Avec l'invasion russe de l'Ukraine, les internautes se sont saisis du sujet, certains postant des photos des superyachts aperçus près de chez eux sous le hashtag #YachtWatch.
"Les gens étaient très intéressés parce que les yachts sont vraiment un symbole visuel de ce qui se passait. Ce sont des actifs très importants, hors de portée de la plupart des êtres humains normaux", explique-t-elle à l'AFP.
"C'est ensuite devenu un jeu dès que les sanctions sont tombées et que nous avons commencé à voir les yachts disparaître", poursuit-elle. "Tout le monde voulait participer à la chasse".
Ces bateaux sont équipés d'un système de localisation. A quelques rares occasions seulement, pour des raisons de sécurité, il est autorisé de l'éteindre, comme lorsque le bateau navigue dans des eaux infestées de pirates, précise Mme Finley.
La position de chaque navire est donc normalement consultable en temps réel sur les sites de trafic maritime comme MarineTraffic ou VesselFinder.
Certains ont ainsi disparu des radars avant de refaire surface dans les eaux de pays qui ne sanctionnent pas la Russie.
Autre problème: la liste même des yachts concernés par les sanctions est difficile à établir. Les navires évitent le pavillon russe, qui ferait d'eux des cibles.
D'autre part, ils appartiennent rarement directement aux oligarques, qui se servent de sociétés écran pour brouiller les pistes.
Ainsi, une fuite de documents partagés notamment à l'Organized Crime and Corruption Reporting Project (OCCRP) a permis de déterminer que le milliardaire russe Roman Abramovitch, connu pour avoir été propriétaire du club de football de Chelsea, posséderait au moins 10 yachts en plus des 6 déjà connus du public.
- Qui paye ? -
A cela s'ajoute l'épineuse question des frais d'entretien des navires immobilisés ou saisis depuis des mois maintenant.
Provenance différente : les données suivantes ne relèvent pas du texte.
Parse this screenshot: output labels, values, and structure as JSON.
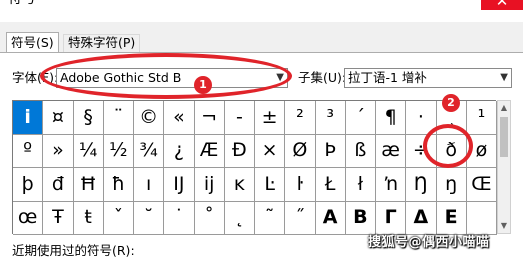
{
  "window": {
    "title": "符号",
    "close_glyph": "✕"
  },
  "tabs": [
    {
      "label": "符号(S)"
    },
    {
      "label": "特殊字符(P)"
    }
  ],
  "font": {
    "label": "字体(F):",
    "value": "Adobe Gothic Std B"
  },
  "subset": {
    "label": "子集(U):",
    "value": "拉丁语-1 增补"
  },
  "symbols": [
    "i",
    "¤",
    "§",
    "¨",
    "©",
    "«",
    "¬",
    "-",
    "±",
    "²",
    "³",
    "´",
    "¶",
    "·",
    "¸",
    "¹",
    "º",
    "»",
    "¼",
    "½",
    "¾",
    "¿",
    "Æ",
    "Đ",
    "×",
    "Ø",
    "Þ",
    "ß",
    "æ",
    "÷",
    "ð",
    "ø",
    "þ",
    "đ",
    "Ħ",
    "ħ",
    "ı",
    "Ĳ",
    "ĳ",
    "ĸ",
    "Ŀ",
    "ŀ",
    "Ł",
    "ł",
    "ŉ",
    "Ŋ",
    "ŋ",
    "Œ",
    "œ",
    "Ŧ",
    "ŧ",
    "ˇ",
    "˘",
    "˙",
    "˚",
    "˛",
    "˜",
    "˝",
    "Α",
    "Β",
    "Γ",
    "Δ",
    "Ε",
    ""
  ],
  "recent_label": "近期使用过的符号(R):",
  "annotations": {
    "badge_1": "1",
    "badge_2": "2"
  },
  "watermark": "搜狐号@偶西小喵喵",
  "colors": {
    "selection": "#0078d7",
    "annotation": "#e0242a",
    "close": "#e81123"
  }
}
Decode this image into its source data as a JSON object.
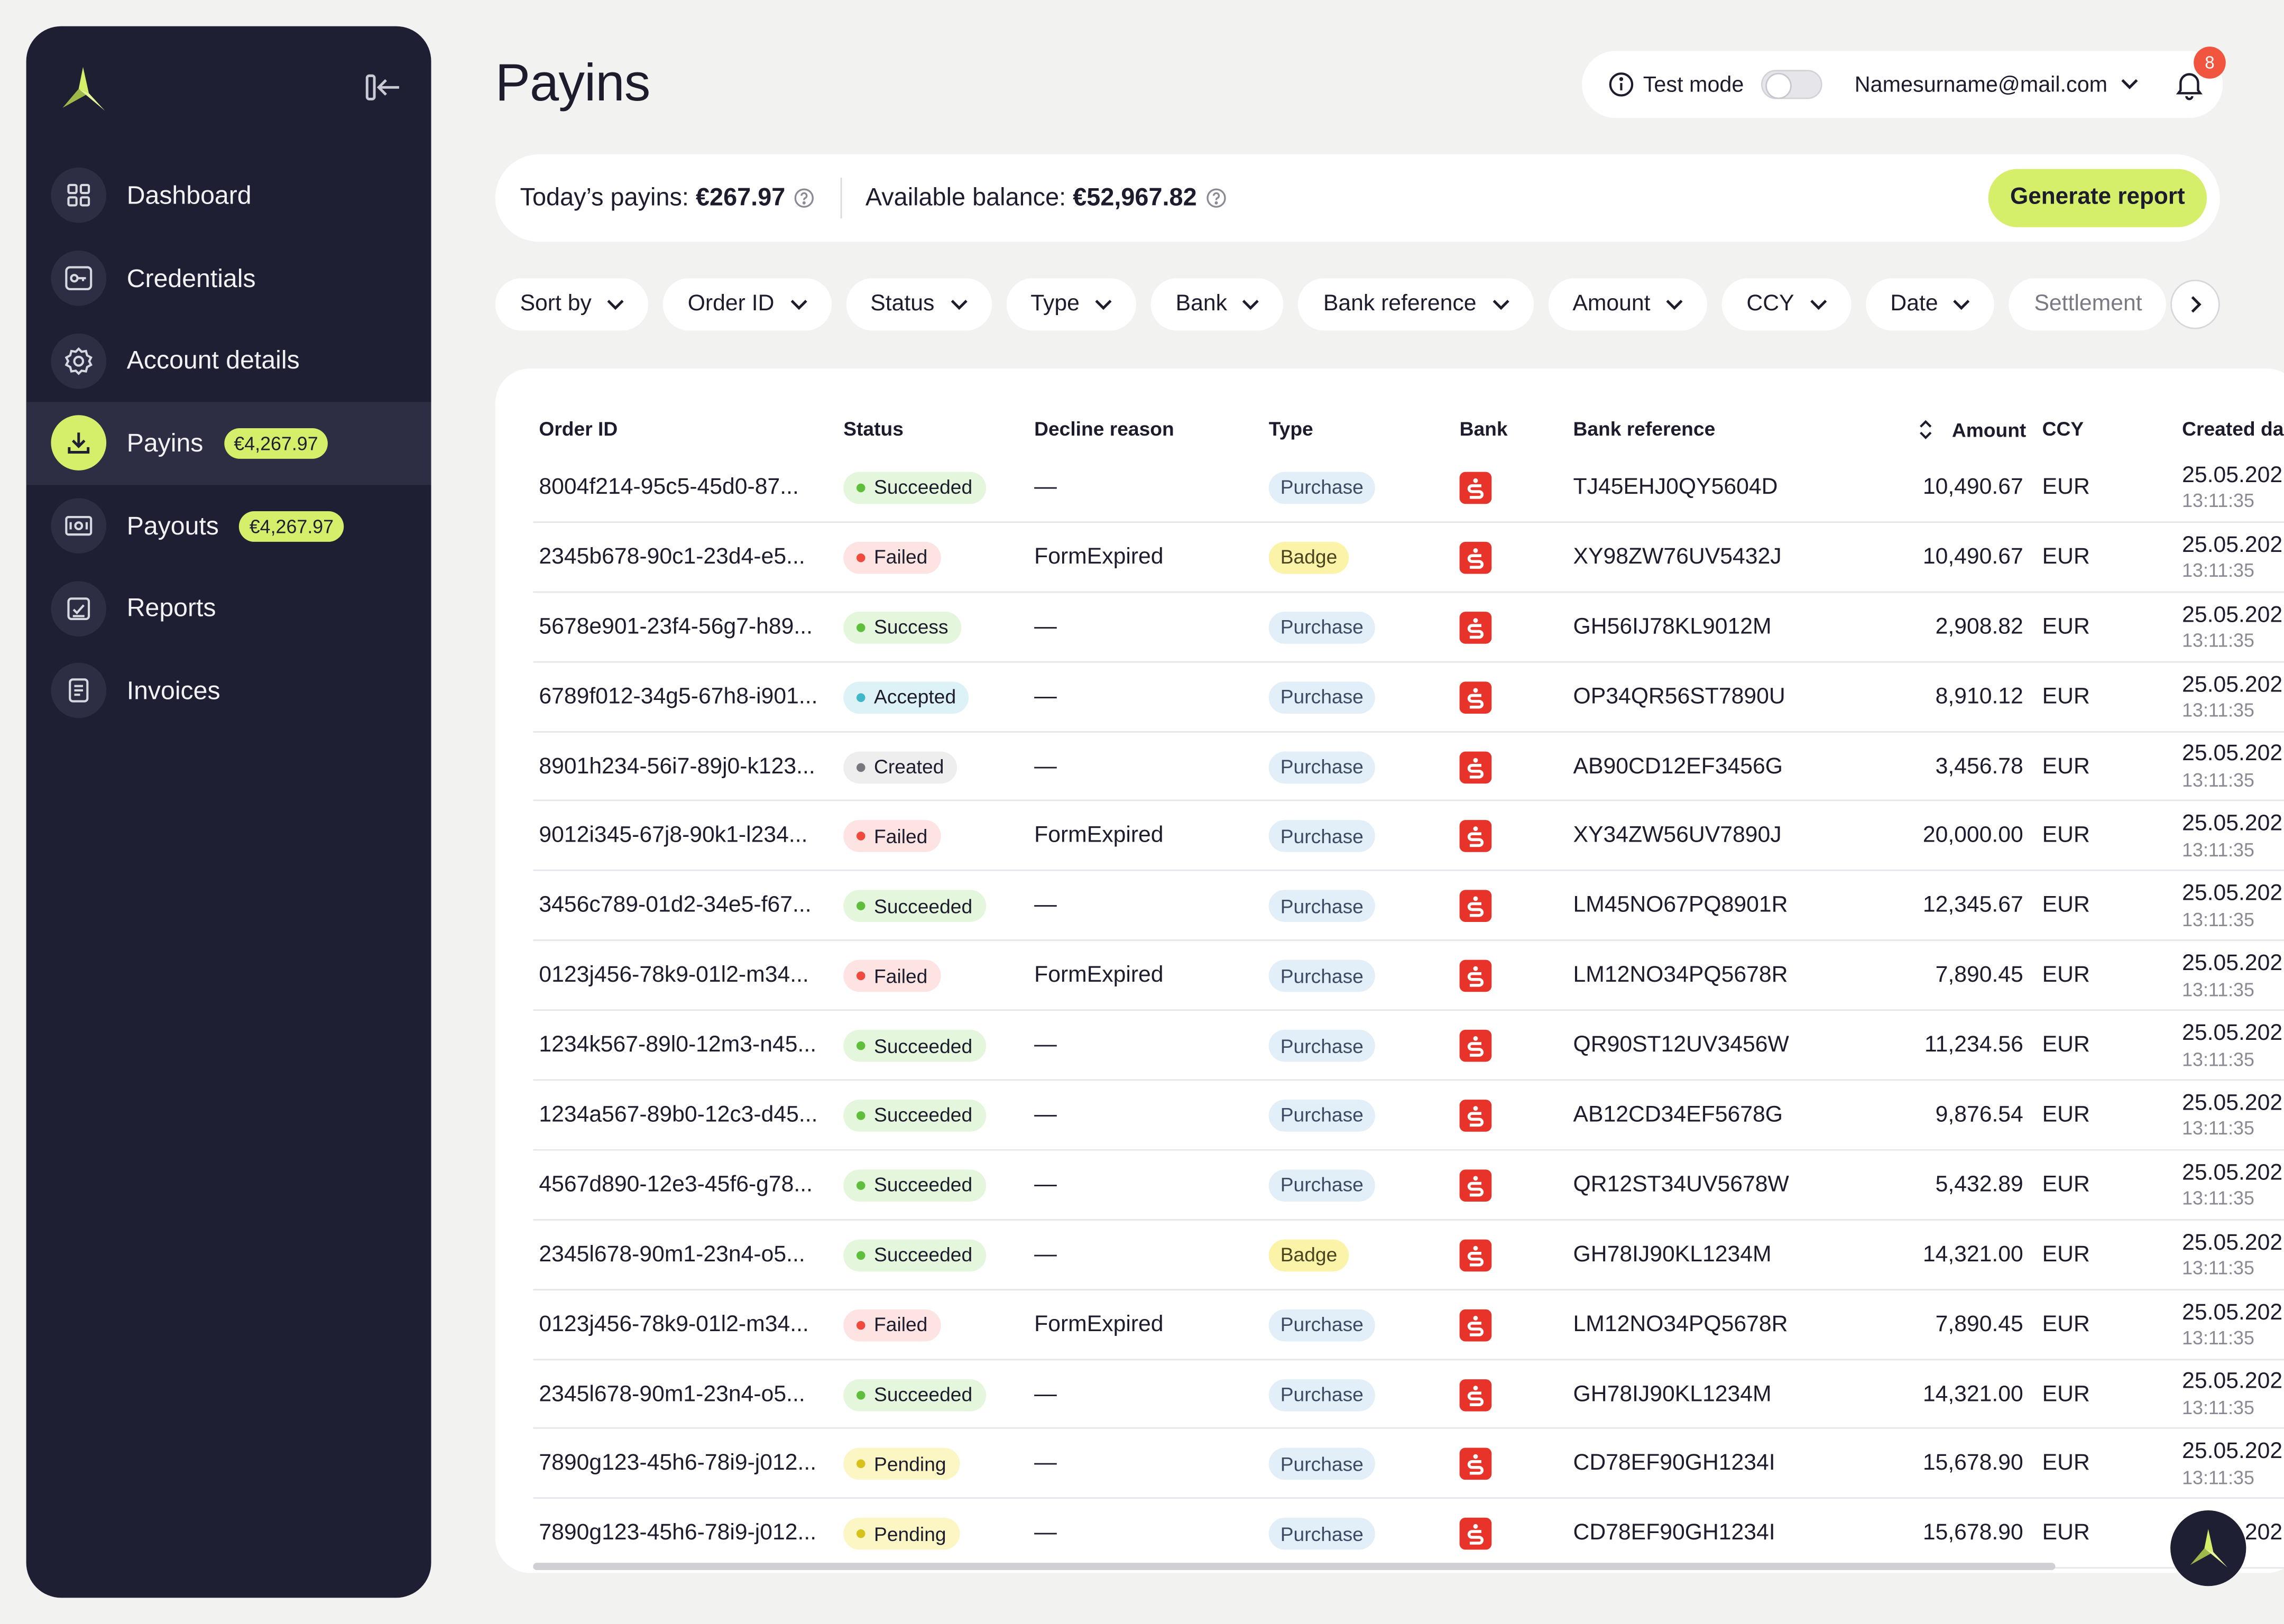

"Les coûts d'entretien, en règle générale, représentent environ 10% de la valeur du navire par an", avance Ralph Dazert, du SuperYacht Times. Des frais qui peuvent rapidement grimper pour certains grands yachts ou des bateaux plus anciens.
Car il s'agit bien-sûr de garder le navire en état de marche, en sécurité et en conformité avec les réglementations, tout en prenant en compte l'ensemble des coûts de fonctionnement, comme l'équipage, la nourriture et les boissons, le carburant, etc.
Pour les rares yachts saisis, les frais de maintenance incombent aux gouvernements qui ont pris possession des bateaux.
Dans le cas des yachts simplement immobilisés, il n'est "pas toujours évident de savoir qui paie", affirme Alex Finley. D'autant que "les équipages sont encore sur un grand nombre de ces bateaux" pour en assurer la maintenance.
Mais pour la traceuse de yacht, peu importe le coût, l'objectif étant de porter atteinte au style de vie des oligarques qui "soutiennent Poutine pour déstabiliser" l'Occident, mais en même temps "profitent des avantages de notre démocratie".